Take tea, for example. You know how you reach for a soothing cup of tea when you want to feel relaxed, cozy, and warm? Or energized and focused? You can have that experience by growing your own tea ingredients and blending your own recipes. It’s unbelievably easy, too, because herbs are one of the simplest plants for beginners to grow.
What Plants Make Great Tea?
Well, pretty much all of the herbs and a few other flowers! You may have many of these growing in your garden already, and with a few added plants, you’ll create your own tea garden in no time.
- Mint (all kinds)
- Lemon balm
- Lemon verbena
- Lemon thyme
- Bee balm
Do You Have Some Favorite Tea Blends?
Why, yes, we do! When you’re blending your plants for tea brewing, you’ll want to keep in mind a few things like taste and what you are hoping to gain from that spot of tea. For example, some herbs are calming while others are energizing and uplifting—so plan to have your mint tea blends during the day and enjoy those chamomile teas before bed.
- Energizing: Hibiscus and mint are perfect for that get-me-going tea, as well as mint and lemon balm.
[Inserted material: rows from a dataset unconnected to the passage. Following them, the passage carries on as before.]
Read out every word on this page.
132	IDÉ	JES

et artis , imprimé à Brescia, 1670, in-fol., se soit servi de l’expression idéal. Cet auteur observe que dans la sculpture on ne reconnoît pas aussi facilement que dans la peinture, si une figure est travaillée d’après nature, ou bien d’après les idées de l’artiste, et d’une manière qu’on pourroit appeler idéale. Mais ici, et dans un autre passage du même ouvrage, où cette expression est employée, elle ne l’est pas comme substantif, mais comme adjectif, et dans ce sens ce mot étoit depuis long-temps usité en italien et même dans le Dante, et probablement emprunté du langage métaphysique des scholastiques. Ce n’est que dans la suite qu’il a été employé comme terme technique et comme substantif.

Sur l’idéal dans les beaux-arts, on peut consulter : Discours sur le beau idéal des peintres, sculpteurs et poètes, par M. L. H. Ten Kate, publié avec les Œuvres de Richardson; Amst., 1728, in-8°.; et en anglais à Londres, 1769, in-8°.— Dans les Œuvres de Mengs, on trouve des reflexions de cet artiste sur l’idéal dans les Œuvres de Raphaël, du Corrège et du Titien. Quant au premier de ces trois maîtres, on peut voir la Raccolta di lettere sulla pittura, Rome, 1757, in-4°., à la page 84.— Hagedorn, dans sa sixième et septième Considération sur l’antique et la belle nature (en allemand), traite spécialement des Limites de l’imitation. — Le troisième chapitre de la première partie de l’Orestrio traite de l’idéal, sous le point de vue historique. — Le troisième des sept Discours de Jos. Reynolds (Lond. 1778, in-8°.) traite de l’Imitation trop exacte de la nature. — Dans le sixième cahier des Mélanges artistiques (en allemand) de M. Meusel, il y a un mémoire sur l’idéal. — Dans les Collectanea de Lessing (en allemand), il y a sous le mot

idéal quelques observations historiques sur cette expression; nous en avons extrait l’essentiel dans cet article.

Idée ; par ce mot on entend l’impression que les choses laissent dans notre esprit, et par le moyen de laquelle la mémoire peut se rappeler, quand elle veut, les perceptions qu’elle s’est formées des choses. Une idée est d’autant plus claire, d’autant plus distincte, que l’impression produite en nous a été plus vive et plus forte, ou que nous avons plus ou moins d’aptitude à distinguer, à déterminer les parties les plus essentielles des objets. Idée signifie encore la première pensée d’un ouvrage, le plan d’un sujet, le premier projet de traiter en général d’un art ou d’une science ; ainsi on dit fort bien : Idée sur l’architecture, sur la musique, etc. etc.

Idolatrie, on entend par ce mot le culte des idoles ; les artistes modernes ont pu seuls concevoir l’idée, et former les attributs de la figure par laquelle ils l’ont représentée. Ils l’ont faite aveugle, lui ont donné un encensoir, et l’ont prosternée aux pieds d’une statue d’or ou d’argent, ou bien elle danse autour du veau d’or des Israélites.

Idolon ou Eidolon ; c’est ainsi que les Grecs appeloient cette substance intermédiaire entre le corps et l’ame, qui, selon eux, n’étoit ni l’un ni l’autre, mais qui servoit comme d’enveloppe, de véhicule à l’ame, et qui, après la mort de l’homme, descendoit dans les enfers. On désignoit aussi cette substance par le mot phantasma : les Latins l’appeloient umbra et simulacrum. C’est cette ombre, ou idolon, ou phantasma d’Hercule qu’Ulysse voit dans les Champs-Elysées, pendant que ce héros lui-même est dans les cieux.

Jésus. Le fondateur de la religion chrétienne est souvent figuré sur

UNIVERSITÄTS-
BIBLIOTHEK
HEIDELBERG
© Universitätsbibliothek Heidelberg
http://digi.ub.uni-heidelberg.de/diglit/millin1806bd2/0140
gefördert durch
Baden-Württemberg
- Sleepy time: You can’t go wrong with a classic blend of chamomile and lavender before bedtime. These two create a lovely taste while lulling you to sleep without having to count sheep or any other farm animal.
- Relaxing: Straight up lemon balm tea soothes those anxious feelings, while lavender and rose added to Earl Grey tea is another favorite.
- Refreshing: Mint and lemongrass for the win here.
How Do I Brew My Own Tea?
If you find a tea recipe that sounds intriguing to you online, go ahead and experiment with that. We suggest starting with a blend of just two herbs/flowers, then broaden your recipes with more ingredients as you gain experience and refine your taste. And remember, you can take a store-bought tea like oolong or Earl Grey and add your own ingredients to it.
Okay, to get going, understand that you can brew tea using either fresh ingredients or dried ones. Drying herbs and other plants is not terribly complicated, but let’s start with fresh herbs and flowers for now.
- Gather your fresh tea ingredients
- Place a handful of fresh herbs (and/or flowers) into your pot—¼ cup is a good amount to start with.
- Pour boiling water over the herbs and cover.
- Steep for 3–5 minutes.
- Strain plant material before using.
- Preheat your serving cup with hot water to keep your tea hot longer.
- If you’re using dried herbs, plan for 1 teaspoon of dried ingredients per cup of hot water (think of how much dried tea is in store-bought teabags).
- For iced drinks, brew the tea at double the strength to avoid the ice diluting the flavor too much.
- Look at the ingredients list in store-bought blends and plan to replicate similar recipes at home.
- Vary the amount of herbs and other ingredients to suit your own taste. It only needs to taste good to you!